Oltre ad avere il dono della scrittura sei una donna molto bella, come chiunque ti incontri di persona può constatare. L’avvenenza fisica rema contro alle donne che vogliono un posto nel mondo? Io da giornalista sportiva ricevevo avance pesantissime e mortificanti ogni giorno. Gli uomini certo non corrono questi rischi, o in misura minore.
“Faccio molta fatica a riconoscermi nella tua definizione, anche se detesto la dissimulazione e le moine. La meraviglia di avere cinquant’anni comunque sta anche in questo. La dimensione oggettiva della bellezza ce l’hai alle spalle ed è una cosa che non tornerà. A questo punto ci può essere bellezza solo se riesci a coincidere con quello che sei e a stare bene nel tuo corpo, qualunque sia. Gli stereotipi continueranno a condizionarti, non si zittiranno mai. Ogni volta che incapperai in uno specchio una parte di te lavorerà per somme e sottrazioni, elencando tutto quello che c’è oppure che manca. Ma per fortuna la vita non la passiamo di fronte a uno specchio. Basta lasciarselo alle spalle e concentrarsi sul senso del tuo confine, sulla grazia dello spazio che occupi nel mondo, e la bellezza può diventare un’idea di te continuamente mutevole che contribuisci a creare in ogni momento. E per quel che riguarda il nostro posto nel mondo, non ho la sensazione che la polarità si articoli intorno alla bellezza. Piuttosto all’intelligenza. Le donne intelligenti, belle o brutte che siano, trovano il modo di aprirsi una strada”.

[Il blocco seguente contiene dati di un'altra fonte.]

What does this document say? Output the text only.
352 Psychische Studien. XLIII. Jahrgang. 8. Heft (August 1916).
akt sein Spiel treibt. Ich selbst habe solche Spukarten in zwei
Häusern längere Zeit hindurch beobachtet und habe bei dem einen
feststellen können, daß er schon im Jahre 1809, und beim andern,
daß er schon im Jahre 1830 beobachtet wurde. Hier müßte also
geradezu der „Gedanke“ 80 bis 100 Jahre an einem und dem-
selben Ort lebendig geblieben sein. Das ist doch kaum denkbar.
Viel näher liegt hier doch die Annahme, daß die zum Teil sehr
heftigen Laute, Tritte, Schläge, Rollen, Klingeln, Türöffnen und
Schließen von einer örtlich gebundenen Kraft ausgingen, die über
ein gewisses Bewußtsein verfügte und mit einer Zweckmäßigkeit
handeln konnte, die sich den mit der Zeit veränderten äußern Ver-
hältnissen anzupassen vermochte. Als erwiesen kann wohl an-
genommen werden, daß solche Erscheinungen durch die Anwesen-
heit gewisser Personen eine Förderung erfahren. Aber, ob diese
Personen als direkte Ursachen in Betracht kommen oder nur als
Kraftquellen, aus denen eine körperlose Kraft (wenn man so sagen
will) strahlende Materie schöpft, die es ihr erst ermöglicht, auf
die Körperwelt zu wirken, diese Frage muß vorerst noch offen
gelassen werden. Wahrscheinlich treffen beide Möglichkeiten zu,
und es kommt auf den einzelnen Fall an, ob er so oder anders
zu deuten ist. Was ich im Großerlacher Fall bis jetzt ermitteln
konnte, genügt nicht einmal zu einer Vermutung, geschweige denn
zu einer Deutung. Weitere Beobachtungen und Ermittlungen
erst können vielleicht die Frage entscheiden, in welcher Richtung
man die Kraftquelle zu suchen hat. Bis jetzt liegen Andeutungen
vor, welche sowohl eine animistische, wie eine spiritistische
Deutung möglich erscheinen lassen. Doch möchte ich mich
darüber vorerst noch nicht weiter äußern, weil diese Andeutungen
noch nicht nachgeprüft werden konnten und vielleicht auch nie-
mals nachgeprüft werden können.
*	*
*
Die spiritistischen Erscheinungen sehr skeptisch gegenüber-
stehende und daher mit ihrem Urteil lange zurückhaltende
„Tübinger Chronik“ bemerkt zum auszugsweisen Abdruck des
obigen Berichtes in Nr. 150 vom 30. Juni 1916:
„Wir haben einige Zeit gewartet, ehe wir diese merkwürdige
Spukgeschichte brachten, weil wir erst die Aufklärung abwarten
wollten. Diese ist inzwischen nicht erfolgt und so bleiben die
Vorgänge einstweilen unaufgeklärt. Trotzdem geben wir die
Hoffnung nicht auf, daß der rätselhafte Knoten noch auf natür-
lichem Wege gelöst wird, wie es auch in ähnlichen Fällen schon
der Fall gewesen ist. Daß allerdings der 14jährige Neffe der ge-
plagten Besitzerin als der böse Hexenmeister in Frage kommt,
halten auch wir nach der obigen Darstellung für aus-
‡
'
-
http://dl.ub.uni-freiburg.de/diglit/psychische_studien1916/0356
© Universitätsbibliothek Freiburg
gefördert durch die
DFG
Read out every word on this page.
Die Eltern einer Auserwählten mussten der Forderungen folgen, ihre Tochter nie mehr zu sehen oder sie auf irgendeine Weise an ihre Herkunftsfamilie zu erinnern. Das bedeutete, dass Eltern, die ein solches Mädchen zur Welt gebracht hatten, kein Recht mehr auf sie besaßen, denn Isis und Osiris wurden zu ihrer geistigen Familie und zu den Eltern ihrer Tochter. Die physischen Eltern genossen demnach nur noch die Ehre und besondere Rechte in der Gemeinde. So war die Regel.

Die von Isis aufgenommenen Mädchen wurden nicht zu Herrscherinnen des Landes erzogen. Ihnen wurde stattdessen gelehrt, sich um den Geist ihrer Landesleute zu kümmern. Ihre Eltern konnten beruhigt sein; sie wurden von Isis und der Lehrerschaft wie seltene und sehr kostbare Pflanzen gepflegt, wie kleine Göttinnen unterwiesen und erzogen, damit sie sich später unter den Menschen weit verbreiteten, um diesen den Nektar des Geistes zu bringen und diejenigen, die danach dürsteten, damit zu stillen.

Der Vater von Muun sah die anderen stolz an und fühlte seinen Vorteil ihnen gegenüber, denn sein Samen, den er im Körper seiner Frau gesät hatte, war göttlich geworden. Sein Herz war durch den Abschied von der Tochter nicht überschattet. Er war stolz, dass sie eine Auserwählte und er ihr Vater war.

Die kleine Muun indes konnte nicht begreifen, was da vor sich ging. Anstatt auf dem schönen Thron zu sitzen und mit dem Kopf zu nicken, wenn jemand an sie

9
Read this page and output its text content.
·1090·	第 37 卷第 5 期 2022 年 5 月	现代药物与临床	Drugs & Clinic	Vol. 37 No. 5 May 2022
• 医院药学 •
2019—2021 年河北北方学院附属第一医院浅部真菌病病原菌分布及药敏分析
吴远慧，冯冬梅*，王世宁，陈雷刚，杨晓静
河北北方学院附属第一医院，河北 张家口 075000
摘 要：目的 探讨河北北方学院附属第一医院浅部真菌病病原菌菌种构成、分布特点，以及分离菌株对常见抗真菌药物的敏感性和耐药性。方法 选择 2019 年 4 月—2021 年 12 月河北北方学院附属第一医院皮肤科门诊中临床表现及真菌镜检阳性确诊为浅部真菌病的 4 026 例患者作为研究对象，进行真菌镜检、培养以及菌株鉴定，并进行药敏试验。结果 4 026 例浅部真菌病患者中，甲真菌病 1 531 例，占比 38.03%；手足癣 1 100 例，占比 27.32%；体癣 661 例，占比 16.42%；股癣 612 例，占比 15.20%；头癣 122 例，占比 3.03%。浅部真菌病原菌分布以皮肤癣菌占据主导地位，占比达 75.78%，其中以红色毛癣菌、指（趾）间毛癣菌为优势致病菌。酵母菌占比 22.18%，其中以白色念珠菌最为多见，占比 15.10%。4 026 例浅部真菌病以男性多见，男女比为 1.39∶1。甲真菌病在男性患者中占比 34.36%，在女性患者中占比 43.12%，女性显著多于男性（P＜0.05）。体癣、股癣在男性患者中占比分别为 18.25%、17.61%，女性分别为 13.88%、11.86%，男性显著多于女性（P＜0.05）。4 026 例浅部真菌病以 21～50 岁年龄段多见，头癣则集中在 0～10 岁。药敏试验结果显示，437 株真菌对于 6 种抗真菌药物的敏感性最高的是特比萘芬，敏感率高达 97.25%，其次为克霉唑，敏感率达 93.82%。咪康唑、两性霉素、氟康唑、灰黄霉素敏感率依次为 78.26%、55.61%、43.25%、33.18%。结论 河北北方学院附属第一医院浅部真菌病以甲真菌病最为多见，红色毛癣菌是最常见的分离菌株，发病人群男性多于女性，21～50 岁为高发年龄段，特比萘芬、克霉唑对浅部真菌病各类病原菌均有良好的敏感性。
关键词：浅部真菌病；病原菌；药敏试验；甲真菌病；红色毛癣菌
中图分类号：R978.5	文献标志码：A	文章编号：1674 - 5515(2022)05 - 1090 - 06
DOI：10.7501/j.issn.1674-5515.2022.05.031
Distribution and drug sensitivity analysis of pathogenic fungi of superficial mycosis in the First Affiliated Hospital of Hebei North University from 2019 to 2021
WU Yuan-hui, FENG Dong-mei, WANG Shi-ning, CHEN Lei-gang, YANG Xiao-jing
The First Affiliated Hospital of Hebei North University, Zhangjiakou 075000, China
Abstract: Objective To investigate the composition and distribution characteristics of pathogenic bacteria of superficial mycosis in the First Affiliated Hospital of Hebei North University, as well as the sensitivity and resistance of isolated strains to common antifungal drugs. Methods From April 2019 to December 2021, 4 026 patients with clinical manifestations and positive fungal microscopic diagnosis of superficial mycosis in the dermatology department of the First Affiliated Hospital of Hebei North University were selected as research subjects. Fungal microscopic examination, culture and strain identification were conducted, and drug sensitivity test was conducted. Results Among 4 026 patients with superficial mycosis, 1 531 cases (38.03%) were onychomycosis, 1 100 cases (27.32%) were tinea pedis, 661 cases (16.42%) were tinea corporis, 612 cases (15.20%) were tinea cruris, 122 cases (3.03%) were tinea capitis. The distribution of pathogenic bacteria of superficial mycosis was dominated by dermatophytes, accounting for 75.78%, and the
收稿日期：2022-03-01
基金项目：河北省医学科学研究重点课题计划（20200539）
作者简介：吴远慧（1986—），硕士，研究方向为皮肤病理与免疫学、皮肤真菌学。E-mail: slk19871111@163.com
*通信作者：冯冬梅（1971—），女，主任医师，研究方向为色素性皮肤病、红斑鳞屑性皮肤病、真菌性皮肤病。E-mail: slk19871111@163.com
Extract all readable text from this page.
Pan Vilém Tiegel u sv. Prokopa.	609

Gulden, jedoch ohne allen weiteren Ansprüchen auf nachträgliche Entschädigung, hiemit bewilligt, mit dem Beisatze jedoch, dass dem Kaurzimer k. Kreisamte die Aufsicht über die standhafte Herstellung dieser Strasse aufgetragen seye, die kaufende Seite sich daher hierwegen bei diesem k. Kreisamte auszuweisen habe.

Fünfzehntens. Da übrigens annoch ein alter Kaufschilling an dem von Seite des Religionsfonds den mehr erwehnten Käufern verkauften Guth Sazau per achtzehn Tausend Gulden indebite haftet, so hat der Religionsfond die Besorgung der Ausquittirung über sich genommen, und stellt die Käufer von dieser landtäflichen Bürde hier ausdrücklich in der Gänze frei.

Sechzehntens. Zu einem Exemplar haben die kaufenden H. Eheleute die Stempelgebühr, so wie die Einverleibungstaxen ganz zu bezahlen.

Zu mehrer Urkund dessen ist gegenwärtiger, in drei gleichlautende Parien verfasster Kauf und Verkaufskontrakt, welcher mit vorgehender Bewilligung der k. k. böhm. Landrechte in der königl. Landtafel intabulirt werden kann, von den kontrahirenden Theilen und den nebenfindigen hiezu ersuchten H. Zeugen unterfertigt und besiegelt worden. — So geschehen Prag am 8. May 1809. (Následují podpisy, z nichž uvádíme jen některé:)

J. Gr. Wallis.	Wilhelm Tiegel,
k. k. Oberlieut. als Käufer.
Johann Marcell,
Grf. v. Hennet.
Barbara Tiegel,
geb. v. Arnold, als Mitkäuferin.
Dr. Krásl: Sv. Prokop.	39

Quale romanzo ha segnato la tua vita? E quale tramanderesti alle nuove generazioni se potessi salvarne uno soltanto?
“Oddio, non posso farcela… Non riesco ad assumermi la responsabilità di sceglierne uno solo ed eliminare il resto, sia pure solo come gioco letterario. Posso rispondere alla prima parte della tua domanda però, perché indicare un romanzo che ha segnato la mia vita non implica che ce ne sia stato solo uno. Scelgo il primo in ordine di tempo, avrò avuto quattordici anni o giù di lì: Cime tempestose. Da allora quel paesaggio, quel clima, quel senso desolato di egoismo feroce e di tempesta, li porto dentro come corollari irrinunciabili dell’amore. Credo sia stato un vero imprinting”.
Rosita Mulè, la protagonista dell’Animale femmina, è un’eroina?
“Dipende dalla definizione che vogliamo dare al termine. Se per eroe intendiamo qualcuno che assume di sé la determinazione a scoprire la sua vera natura, di qualsiasi cosa si tratti, allora forse lo è. O almeno ci prova, con onestà”.

Chiudiamo in bellezza: c’è uno scrittore o una scrittrice, di oggi o del passato, italiano o straniero, che ritieni il più grande di sempre? Difficile scegliere, lo so, e poi è soggettivo. Ma mi interessa conoscere il tuo preferito.
“Qui valgono le stesse remore di prima. Posso solo fare una selezione di opportunità, perché è una scrittrice su cui sto molto meditando in questo periodo, però se me lo chiedi di nuovo l’anno prossimo o fra sei mesi è molto probabile che ti dia una risposta diversa. Per ora è Elizabeth Strout. Amy e Isabelle è il paradigma perfetto di un’educazione sentimentale distruttiva. La scena centrale – non dico altro, non voglio rovinarla per chi non l’avesse ancora letto – descrive un evento che preso isolatamente e decontestualizzato risulterebbe poco più che fastidioso. Nelle spire del rapporto malato fra Amy e Isabelle diventa una violenza da mattatoio. Ci vuole un talento esorbitante per trasfigurare la quotidianità in questo modo”.